Closed firebird-automations closed 8 years ago
Commented by: @mrotteveel
Can you post all that is necessary to reproduce this. Preferably a simple executable that demonstrates storing the data and retrieval of data and a backup of a database with existing data that exhibits the problem
As I also commented on stackoverflow, this can happen when there is a mismatch between character sets when storing and retrieving data.
What I forgot to mention there is that blobs in Jaybird 2.2 and earlier are even more a special case, as we only use the connection character set to determine conversion, and not the actual character set of the blob. So if you stored data from windows with connection character set NONE (which is the default if nothing is specified!), than chance are high it was stored as Cp1252 (if you are in Western Europe; behavior depending on Windows and Java version), and when you retrieve under Linux with NONE it will usually be retrieved as UTF-8.
Commented by: Benjamin Judas (benjamin.judas)
Simple Test case
Commented by: Benjamin Judas (benjamin.judas)
I added a simple testcase which demonstrates the problem. I cannot offer you the executable (proprietary, non free) for storing the data or a copy of the database (9GiB).
Commented by: Benjamin Judas (benjamin.judas)
DDL-Script for Table creation (Not my business - created by our ERP-provider)
Commented by: Benjamin Judas (benjamin.judas)
Your hints about the encoding of BLOBs and about how data is stored in them lead me to the solution.

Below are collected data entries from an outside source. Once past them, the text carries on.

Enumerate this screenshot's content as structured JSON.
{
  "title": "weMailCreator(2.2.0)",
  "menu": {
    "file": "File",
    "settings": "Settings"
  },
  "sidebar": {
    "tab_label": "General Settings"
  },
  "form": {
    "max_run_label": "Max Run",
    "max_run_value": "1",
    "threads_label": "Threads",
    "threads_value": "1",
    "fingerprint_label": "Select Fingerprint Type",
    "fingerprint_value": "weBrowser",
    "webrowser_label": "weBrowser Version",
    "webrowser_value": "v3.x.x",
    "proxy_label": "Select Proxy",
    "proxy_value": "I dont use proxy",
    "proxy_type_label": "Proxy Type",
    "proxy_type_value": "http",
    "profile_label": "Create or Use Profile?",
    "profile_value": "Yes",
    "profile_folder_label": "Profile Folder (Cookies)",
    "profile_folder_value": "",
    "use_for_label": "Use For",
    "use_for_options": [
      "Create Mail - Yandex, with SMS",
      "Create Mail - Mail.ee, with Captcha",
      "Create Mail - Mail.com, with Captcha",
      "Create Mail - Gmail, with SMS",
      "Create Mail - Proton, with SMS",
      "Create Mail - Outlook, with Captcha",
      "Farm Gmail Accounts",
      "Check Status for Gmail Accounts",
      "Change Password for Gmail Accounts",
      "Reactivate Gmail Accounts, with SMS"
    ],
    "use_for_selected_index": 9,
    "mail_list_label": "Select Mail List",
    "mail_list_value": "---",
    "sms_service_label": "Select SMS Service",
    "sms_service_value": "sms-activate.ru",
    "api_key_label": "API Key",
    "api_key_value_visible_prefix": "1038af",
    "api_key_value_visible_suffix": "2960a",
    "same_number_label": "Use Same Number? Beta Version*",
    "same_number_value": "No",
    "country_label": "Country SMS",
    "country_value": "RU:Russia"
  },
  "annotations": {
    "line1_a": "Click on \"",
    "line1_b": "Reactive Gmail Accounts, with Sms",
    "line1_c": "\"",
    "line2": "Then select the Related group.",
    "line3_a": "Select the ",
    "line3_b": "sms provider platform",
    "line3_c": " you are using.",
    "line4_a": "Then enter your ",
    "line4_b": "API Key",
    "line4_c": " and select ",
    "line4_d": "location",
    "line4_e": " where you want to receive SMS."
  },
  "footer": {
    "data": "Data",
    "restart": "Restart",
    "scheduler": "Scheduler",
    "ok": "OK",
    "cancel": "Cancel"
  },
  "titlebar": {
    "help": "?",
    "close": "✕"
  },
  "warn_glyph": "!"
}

It's not a driver bug -- Shame on me!
The solution is a simple one-liner (example): String text = new String(rawByteArrayFromBlob[], "CP1252");
This is of course no universal solution, but I will open a ticket for our ERP-Provider to check their user-inputs and probably transcode the input.
Commented by: @mrotteveel
Good to hear you managed to fix this. I will close the ticket.
Submitted by: Benjamin Judas (benjamin.judas)
Attachments: FBTest.java BSAKTX.sql
- I am building a web-application to retrieve data from a Firebird 2.5 database. - The Database is using ISO8859-1. - The data is a Text-BLOB. - The data is accessed via JPA (Eclipselink bundled with Glassfish 4.1.1).
The problem is related to special characters (Trademark-Sign, german Umlauts, ß). I've been trying for two days now but I wasn't able to find a solution. Now I tried to circle the problem and analyze the raw data retrieved from the database.
An Example: Imagine the following text:
EasyLan® Dualboot® Patchkabel RJ45 Kat.5 geschirmt 1:1 grau 2,00m
On a Glassfish running on Windows I get the following bytes:
45 61 73 79 4c 61 6e ffffffae 20 44 75 61 6c 62 6f 6f 74 ffffffae 20 50 61 74 63 68 6b 61 62 65 6c 20 52 4a 34 35 20 4b 61 74 2e 35 20 67 65 73 63 68 69 72 6d 74 20 31 3a 31 20 67 72 61 75 20 32 2c 30 30 6d
On a Glassfish running on Linux I get the following bytes:
45 61 73 79 4c 61 6e ffffffef ffffffbf ffffffbd 20 44 75 61 6c 62 6f 6f 74 ffffffef ffffffbf ffffffbd 20 50 61 74 63 68 6b 61 62 65 6c 20 52 4a 34 35 20 4b 61 74 2e 35 20 67 65 73 63 68 69 72 6d 74 20 31 3a 31 20 67 72 61 75 20 32 2c 30 30 6d
As you can see, the Registered Trademark (®) seems to be messed up.
My connection pools in both servers use the exact same configuration and I added a charset-parameter for both (ISO8859-1). I cannot update to Firebird 3 since the database in question is one of our ERP-System.
I tried the following connection charsets: ISO8859-1, UTF8, Windows1252, NONE
I also did another test and wrote a small program using a "plain" JDBCConnection: I get the same results as with Glassfish + JPA. I think it's a Jaybird issue in relation to the operating system it's being used on.